Finding the correct thread to invoke a method without failing

I have this somewhat convoluted situation. I'm given an object o, a string n and array of objects args. I am to call the method n on the object o with the given arguments.

The problem is that this input always comes to the same thread, and the objects provided are (sometimes) controls created on different threads. So when I try to invoke certain methods on them I get the cross-thread invocation exception.

It wouldn't be a problem if I could just check if the object is a control and then call it's Invoke method and do my stuff inside of that call. Unfortunately, I can't do that because I could for example be passed a ControlCollection object that belongs to some control. If I call it's Add method, I get the exception, but the ControlCollection has no Invoke method.

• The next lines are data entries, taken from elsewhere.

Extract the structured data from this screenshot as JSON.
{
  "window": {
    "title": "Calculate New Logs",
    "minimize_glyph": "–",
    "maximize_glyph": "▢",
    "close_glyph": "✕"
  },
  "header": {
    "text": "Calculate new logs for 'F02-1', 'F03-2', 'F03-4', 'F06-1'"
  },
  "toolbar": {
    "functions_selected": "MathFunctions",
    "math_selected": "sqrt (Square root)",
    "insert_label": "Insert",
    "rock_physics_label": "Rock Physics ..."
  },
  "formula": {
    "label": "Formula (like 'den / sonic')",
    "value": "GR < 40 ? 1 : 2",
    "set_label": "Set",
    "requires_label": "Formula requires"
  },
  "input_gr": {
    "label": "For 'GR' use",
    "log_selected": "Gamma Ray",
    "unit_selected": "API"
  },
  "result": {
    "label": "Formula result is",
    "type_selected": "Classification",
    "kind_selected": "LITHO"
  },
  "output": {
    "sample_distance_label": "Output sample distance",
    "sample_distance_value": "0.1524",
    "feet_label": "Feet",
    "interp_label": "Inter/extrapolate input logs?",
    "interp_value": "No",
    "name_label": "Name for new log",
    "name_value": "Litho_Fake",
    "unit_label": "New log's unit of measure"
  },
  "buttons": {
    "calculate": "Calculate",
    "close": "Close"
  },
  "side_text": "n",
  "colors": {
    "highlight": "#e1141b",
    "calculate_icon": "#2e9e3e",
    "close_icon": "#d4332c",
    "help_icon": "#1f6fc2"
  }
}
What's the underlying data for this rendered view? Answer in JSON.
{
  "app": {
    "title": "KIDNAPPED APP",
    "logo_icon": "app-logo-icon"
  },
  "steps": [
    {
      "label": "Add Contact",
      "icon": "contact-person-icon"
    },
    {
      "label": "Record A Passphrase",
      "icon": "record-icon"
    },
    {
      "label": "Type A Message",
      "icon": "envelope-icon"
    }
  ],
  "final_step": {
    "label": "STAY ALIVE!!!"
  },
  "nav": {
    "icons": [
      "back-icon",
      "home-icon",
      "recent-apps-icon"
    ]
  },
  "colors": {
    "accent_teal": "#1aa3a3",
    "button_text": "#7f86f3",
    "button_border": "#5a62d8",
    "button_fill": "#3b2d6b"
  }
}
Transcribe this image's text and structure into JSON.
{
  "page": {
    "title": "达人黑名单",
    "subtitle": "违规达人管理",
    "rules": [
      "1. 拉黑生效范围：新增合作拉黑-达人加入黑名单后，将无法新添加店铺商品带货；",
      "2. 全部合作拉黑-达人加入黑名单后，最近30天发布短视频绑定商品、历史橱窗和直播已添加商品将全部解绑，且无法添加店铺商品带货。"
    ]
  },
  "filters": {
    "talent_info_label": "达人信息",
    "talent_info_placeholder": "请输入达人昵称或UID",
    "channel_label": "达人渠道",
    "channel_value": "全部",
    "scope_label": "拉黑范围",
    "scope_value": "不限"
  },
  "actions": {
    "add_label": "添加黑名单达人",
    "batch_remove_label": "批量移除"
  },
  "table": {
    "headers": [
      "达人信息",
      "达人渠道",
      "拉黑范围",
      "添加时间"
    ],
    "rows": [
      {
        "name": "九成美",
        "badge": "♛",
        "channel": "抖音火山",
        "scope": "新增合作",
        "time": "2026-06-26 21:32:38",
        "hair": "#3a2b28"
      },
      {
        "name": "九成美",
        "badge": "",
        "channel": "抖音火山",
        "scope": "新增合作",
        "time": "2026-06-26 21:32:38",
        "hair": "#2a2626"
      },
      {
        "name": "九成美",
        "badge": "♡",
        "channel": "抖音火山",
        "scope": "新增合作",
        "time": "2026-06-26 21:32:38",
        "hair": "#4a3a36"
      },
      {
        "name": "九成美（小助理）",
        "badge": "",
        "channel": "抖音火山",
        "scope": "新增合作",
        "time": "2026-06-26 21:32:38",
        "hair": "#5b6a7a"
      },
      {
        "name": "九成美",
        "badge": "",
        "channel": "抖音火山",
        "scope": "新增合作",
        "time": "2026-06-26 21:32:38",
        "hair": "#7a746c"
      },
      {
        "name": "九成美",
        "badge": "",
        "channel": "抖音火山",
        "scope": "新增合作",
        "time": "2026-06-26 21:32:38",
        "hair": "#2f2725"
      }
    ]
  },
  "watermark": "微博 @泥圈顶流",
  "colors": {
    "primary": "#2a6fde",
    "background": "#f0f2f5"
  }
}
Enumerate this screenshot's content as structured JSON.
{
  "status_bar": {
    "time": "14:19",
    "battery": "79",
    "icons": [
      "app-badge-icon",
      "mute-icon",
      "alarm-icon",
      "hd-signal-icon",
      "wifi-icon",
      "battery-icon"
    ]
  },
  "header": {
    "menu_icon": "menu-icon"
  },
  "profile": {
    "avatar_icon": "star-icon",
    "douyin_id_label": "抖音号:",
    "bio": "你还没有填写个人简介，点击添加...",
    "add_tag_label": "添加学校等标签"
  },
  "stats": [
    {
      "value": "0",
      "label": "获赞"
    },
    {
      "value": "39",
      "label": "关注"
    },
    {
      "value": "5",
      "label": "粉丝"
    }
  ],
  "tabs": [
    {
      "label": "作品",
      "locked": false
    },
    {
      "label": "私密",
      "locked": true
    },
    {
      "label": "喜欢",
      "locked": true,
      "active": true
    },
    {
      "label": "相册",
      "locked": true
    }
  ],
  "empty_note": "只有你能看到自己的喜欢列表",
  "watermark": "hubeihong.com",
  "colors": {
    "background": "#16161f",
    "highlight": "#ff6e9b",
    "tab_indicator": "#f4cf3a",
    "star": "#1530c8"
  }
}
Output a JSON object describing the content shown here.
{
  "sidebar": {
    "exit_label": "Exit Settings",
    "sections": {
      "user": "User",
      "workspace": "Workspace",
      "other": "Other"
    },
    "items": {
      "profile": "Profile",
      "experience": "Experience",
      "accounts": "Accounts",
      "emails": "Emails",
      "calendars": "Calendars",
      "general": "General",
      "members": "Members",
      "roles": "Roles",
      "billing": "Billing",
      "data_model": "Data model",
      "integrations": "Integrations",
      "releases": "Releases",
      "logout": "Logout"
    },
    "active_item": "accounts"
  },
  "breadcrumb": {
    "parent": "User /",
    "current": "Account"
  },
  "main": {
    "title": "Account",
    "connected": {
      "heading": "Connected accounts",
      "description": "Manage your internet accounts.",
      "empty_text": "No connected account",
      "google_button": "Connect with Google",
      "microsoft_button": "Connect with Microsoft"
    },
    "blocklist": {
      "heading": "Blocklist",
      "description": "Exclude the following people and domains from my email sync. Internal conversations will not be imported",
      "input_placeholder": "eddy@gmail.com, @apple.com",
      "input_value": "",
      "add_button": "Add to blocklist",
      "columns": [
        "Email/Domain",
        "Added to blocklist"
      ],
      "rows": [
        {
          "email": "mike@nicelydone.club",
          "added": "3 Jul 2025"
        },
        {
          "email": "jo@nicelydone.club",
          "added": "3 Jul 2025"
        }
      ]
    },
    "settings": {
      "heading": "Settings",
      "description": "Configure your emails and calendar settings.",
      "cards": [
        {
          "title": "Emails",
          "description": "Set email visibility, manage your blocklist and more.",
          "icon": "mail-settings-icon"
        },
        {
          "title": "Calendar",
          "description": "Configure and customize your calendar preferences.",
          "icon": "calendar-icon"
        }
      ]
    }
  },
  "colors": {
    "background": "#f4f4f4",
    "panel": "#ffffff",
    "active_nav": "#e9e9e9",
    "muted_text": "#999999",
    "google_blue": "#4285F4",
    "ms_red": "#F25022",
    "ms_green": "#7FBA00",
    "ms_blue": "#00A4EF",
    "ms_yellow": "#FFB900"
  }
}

What can I do about this? Performance isn't something I'm worried about yet so any solution is a good one. Maybe if I could catch the exception and get the thread it want's me to call from, then repeat the invocation? Or maybe there's some way to get the thread an object "belongs" to?

Upvotes: 2

Views: 91

Answers (1)

Enigmativity
Enigmativity

Reputation: 117057

Could you do it this way?

Action action = () => o.GetType().GetMethod(n).Invoke(o, args);

if (o is Control)
{
    var c = o as Control;
    c.Invoke(action);
}
else if (o is ControlCollection)
{
    var c = (o as ControlCollection).Owner;
    c.Invoke(action);
}
else
{
    action();
}

One approach to generalize this would be to do it this way:

        Action action = () => o.GetType().GetMethod(n).Invoke(o, args);

        var controlMaps = new Func<object, Control>[]
        {
            x => x as Control,
            x => o is ControlCollection ? (o as ControlCollection).Owner : null,
        };

        var c = controlMaps
                .Select(m => m(o))
                .Where(x => x != null)
                .FirstOrDefault();

        if (c != null)
        {
            c.Invoke(action);
        }
        else
        {
            action();
        }

Then, if you have a bunch of different object type you can create a mapping in the controlMaps array.